Bounds for the Gamma Function

Abstract

We improve the upper bound of the following inequalities for the gamma function \(\Gamma \) due to H. Alzer and the author.

$$\begin{aligned} \exp \left( -\frac{1}{2}\psi (x+1/3)\right)<\frac{\Gamma (x)}{x^xe^{-x}{\sqrt{2\pi }}} <\exp \left( -\frac{1}{2}\psi (x)\right) . \end{aligned}$$

We also prove the following new inequalities: for \(x\ge 1\)

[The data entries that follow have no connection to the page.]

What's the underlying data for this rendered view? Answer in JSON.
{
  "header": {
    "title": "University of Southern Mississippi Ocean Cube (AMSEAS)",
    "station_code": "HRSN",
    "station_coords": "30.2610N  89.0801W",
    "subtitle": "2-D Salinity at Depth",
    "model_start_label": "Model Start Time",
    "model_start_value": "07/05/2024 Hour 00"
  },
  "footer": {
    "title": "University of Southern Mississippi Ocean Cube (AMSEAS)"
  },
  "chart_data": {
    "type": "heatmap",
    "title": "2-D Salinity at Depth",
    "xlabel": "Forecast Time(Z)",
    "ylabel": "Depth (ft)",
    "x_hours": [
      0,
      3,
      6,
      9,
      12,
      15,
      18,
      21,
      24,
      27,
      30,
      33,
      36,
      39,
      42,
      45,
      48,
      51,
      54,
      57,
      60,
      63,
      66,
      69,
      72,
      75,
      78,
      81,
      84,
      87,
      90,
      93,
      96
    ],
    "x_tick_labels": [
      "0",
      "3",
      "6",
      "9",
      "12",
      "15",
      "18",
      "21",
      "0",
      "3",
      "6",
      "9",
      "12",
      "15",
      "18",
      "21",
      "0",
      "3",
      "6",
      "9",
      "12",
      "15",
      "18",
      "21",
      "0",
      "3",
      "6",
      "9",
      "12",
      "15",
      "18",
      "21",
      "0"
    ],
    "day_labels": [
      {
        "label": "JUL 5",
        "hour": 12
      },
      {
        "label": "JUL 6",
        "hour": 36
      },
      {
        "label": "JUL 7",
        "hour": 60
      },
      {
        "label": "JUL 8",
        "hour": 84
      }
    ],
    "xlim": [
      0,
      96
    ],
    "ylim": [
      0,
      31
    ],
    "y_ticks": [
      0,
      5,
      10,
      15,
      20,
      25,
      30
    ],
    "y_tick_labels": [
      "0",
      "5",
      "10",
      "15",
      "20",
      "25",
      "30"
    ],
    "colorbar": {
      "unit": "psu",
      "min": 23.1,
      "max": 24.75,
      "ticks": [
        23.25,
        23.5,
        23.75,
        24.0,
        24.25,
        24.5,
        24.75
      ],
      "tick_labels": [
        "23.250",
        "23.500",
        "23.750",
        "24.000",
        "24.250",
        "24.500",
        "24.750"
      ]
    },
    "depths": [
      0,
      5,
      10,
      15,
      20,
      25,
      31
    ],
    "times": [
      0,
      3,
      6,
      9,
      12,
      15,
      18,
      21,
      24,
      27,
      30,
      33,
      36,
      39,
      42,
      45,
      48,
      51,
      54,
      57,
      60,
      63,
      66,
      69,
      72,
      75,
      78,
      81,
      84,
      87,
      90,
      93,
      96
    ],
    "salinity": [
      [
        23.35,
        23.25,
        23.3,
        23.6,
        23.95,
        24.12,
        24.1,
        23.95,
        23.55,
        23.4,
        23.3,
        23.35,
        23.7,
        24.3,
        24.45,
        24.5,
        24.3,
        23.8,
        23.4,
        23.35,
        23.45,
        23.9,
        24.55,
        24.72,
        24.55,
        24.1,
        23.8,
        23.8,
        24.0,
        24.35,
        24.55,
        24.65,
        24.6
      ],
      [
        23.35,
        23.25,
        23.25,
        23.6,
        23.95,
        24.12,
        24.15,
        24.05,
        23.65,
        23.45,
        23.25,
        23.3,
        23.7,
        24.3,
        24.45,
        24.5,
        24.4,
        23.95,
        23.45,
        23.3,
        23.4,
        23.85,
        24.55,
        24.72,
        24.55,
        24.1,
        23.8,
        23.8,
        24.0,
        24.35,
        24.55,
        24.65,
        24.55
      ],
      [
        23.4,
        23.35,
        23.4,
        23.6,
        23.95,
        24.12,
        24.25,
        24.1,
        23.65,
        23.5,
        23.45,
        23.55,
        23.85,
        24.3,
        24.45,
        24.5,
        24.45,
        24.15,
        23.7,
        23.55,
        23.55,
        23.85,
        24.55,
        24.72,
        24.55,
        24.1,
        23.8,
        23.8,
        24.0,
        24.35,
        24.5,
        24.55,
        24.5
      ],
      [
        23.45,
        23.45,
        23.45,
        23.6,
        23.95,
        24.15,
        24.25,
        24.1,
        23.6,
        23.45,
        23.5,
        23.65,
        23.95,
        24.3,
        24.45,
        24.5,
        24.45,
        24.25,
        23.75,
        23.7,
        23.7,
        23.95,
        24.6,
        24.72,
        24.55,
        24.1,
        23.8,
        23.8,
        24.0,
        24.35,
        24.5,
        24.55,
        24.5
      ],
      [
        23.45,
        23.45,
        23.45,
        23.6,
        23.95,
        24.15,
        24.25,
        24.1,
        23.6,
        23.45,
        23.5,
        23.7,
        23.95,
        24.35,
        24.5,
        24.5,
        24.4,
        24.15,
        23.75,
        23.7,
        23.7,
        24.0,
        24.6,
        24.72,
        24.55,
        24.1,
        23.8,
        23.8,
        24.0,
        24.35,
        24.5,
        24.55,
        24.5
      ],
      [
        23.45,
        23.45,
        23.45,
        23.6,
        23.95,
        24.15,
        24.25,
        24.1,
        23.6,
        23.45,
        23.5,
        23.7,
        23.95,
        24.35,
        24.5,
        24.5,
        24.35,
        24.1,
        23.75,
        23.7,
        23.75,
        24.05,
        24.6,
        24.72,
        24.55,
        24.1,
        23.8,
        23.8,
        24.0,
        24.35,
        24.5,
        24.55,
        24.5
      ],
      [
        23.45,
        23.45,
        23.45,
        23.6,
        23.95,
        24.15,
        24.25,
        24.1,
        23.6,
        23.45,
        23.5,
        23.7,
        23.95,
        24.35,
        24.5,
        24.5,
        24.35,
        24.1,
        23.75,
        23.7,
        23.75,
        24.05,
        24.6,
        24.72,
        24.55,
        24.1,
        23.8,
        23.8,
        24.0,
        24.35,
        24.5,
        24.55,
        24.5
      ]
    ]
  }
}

$$\begin{aligned} {\sqrt{2\pi }}x^xe^{-x}\left( x^2+\frac{x}{3}+a_*\right) ^{\frac{1}{4}}<\Gamma (x+1)<{\sqrt{2\pi }}x^xe^{-x}\left( x^2+\frac{x}{3}+a^*\right) ^{\frac{1}{4}} \end{aligned}$$

with the best possible constants \(a_*=\frac{e^4}{4\pi ^2}-\frac{4}{3}=0.049653963176\ldots \), and \(a^*=1/18=0.055555\ldots \), and for \(x\ge 0\)

$$\begin{aligned} \exp \left[ x\psi \left( \frac{x}{\log (x+1)}\right) \right] \le \Gamma (x+1)\le \exp \left[ x\psi \left( \frac{x}{2}+1\right) \right] , \end{aligned}$$

where \(\psi \) is the digamma function.